La pianta - è l'immagine usata - ha dato frutti, portando la Bibbia al centro di liturgia, catechesi, spiritualità, insegnamento scolastico, mondo della cultura e dell'arte. Ma naturalmente resta molto da fare «perché da tutti sia avvertito che aprire la Bibbia è entrare nel mistero di amore del Padre che comunica con noi, nello Spirito, mediante il suo Figlio». Per questo vanno rafforzate alcune dimensioni costitutive: quella ecclesiale - «Il gruppo biblico che si chiude e si isola, rischia di tagliare il ramo su cui sta seduto», ha ammonito Betori -, quella celebrativa e quella catechistica. Compito importante dell'Apostolato biblico è, infatti, «lanciare un ponte che saldi Bibbia e catechismo».
Betori, poi, ha stigmatizzato alcuni atteggiamenti: il trascurare l'Antico Testamento con la diff usione di «stereotipi su un "Dio violento" e una "religione nazionalista", facendo ricadere il sospetto sulla religione ebraica»; la lettura fondamentalista o ideologica della Scrittura; la sua trasformazione in un "ricettario" di moralismo.
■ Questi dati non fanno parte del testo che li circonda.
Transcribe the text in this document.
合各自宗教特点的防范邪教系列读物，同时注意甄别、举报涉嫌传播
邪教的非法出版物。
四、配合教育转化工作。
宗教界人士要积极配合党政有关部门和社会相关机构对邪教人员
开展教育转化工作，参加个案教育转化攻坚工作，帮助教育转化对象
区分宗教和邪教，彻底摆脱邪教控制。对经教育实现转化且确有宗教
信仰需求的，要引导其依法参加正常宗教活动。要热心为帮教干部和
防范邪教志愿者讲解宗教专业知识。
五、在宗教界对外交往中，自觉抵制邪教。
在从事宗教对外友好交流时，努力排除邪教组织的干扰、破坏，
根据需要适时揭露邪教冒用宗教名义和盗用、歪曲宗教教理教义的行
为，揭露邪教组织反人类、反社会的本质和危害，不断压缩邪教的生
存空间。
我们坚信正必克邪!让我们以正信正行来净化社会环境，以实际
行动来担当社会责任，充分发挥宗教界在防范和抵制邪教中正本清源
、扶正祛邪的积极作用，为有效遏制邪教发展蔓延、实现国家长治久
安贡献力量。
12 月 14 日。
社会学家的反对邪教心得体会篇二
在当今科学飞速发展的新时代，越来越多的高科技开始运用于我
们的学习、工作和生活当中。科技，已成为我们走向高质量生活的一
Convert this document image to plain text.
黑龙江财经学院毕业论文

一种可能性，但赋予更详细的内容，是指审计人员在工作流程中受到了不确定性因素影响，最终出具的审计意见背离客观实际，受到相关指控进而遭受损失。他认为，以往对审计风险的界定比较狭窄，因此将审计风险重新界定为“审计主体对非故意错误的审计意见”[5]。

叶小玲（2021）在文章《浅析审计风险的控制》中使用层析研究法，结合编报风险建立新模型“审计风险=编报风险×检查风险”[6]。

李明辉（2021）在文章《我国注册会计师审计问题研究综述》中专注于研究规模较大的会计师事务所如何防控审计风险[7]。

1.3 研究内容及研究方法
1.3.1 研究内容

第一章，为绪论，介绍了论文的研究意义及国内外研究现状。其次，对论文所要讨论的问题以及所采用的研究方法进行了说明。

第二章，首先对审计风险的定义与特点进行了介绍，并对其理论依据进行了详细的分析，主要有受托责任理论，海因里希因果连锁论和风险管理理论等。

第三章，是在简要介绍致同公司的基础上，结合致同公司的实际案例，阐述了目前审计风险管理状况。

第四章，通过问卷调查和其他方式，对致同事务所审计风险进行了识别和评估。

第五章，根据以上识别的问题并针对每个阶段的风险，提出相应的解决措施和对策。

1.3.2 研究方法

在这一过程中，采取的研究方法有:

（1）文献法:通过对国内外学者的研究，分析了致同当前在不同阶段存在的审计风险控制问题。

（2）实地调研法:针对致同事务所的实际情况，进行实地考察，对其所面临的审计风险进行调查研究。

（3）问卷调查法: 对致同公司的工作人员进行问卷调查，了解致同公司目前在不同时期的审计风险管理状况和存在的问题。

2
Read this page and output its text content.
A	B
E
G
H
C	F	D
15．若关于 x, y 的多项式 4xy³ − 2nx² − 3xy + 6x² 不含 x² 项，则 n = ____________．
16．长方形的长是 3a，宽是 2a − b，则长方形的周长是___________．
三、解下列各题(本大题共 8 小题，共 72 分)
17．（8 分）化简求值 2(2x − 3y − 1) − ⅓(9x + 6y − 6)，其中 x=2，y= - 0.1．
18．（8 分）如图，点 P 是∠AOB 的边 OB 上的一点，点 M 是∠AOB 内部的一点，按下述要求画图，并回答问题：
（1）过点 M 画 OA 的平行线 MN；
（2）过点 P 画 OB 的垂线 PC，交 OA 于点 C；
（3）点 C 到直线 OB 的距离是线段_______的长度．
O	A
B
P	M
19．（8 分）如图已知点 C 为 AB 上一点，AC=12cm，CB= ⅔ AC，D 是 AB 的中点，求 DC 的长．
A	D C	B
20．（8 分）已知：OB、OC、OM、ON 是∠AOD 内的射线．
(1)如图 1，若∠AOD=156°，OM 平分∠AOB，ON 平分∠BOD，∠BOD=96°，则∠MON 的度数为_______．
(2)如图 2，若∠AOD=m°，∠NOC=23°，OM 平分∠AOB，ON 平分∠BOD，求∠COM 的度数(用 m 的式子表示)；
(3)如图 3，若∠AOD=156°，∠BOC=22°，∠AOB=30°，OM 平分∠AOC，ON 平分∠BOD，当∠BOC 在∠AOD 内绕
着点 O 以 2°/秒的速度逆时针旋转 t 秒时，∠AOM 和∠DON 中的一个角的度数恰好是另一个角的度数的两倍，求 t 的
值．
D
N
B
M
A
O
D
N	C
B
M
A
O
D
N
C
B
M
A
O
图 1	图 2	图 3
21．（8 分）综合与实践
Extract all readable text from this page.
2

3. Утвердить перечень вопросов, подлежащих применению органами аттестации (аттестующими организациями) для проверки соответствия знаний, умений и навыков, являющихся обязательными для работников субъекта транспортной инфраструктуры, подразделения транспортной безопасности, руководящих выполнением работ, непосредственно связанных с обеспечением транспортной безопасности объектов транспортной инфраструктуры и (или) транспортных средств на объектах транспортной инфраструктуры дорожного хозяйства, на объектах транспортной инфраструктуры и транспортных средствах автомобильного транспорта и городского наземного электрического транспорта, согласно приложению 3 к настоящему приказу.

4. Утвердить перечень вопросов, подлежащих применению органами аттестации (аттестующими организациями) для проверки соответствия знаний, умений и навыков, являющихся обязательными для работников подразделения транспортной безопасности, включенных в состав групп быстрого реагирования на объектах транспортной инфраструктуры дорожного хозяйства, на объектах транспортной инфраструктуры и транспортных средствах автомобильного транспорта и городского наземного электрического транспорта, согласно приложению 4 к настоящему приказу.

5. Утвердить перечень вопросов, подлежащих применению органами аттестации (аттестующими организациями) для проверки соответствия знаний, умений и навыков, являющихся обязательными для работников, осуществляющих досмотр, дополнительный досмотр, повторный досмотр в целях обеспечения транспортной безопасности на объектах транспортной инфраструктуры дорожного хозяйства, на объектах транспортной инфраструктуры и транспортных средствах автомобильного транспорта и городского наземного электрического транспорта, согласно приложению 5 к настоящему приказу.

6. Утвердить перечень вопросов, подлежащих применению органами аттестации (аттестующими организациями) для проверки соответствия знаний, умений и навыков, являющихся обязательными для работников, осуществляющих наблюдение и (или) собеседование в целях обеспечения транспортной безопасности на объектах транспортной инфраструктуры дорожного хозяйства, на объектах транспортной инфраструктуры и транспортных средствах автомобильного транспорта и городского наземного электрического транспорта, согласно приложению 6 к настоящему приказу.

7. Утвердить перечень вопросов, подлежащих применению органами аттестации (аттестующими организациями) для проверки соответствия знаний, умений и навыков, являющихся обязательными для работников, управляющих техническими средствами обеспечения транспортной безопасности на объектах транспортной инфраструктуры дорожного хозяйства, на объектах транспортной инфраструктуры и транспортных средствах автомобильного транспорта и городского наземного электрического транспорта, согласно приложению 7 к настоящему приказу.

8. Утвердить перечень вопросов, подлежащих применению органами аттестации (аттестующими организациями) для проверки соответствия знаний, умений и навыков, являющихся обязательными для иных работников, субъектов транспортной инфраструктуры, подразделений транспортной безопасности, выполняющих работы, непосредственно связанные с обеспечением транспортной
Infine il vescovo ha sottolineato che la Bibbia «dona ciò che dice a patto che non rimanga congelata nello scritto, in un libro collocato in biblioteca». Termometro del suo "buon uso" è il suo tradursi in spiritualità, particolarmente dell'altare. Dimensione da riscoprire in questo Anno eucaristico che vedrà in maggio il Congresso nazionale a Bari. L'aveva richiamata, in apertura dei lavori, don Cesare Bissoli - direttore del settore Apostolato biblico - sottolineando che per la prima volta il convegno nazionale degli animatori biblici è approdato al santuario del Divino Amore.
Oggi, dopo la Messa, i lavori proseguono con la relazione dell'arcivescovo di Lanciano-Ortona, Carlo Ghidelli, noto biblista, («Dalla Dei Verbum ai nostri giorni. Sfide, orientamenti, scelte pastorali in ambito biblico nella Chiesa italiana»). Seguirà una tavola rotonda su «Far incontrare la Bibbia in àmbiti nuovi» con i direttori degli uffici catechistici diocesani di Torino e Rimini, i sacerdoti Andrea Fontana e Guido Benzi, il biblista don Ambrogio Spreafico e il giornalista Paolo Giuntella. Nei gruppi di studio saranno messe a fuoco modelità come gruppi e corsi biblici, la formazione degi animatori e le esperienze di primo annuncio o di riscoperta della fede da parte dei cosiddetti "ricomincianti". In serata la "lectio divina" ecumenica sarà guidata dall'evangelico Valdo Bertalot. Domani l'ultima relazione, del Carmelitano Bruno Secondin, su «Come fare lectio divina con la gente». Infine, conclusioni e proposte, tra le quali sarà formulata quella di condurre un'indagine scientifica sulla Bibbia in Italia.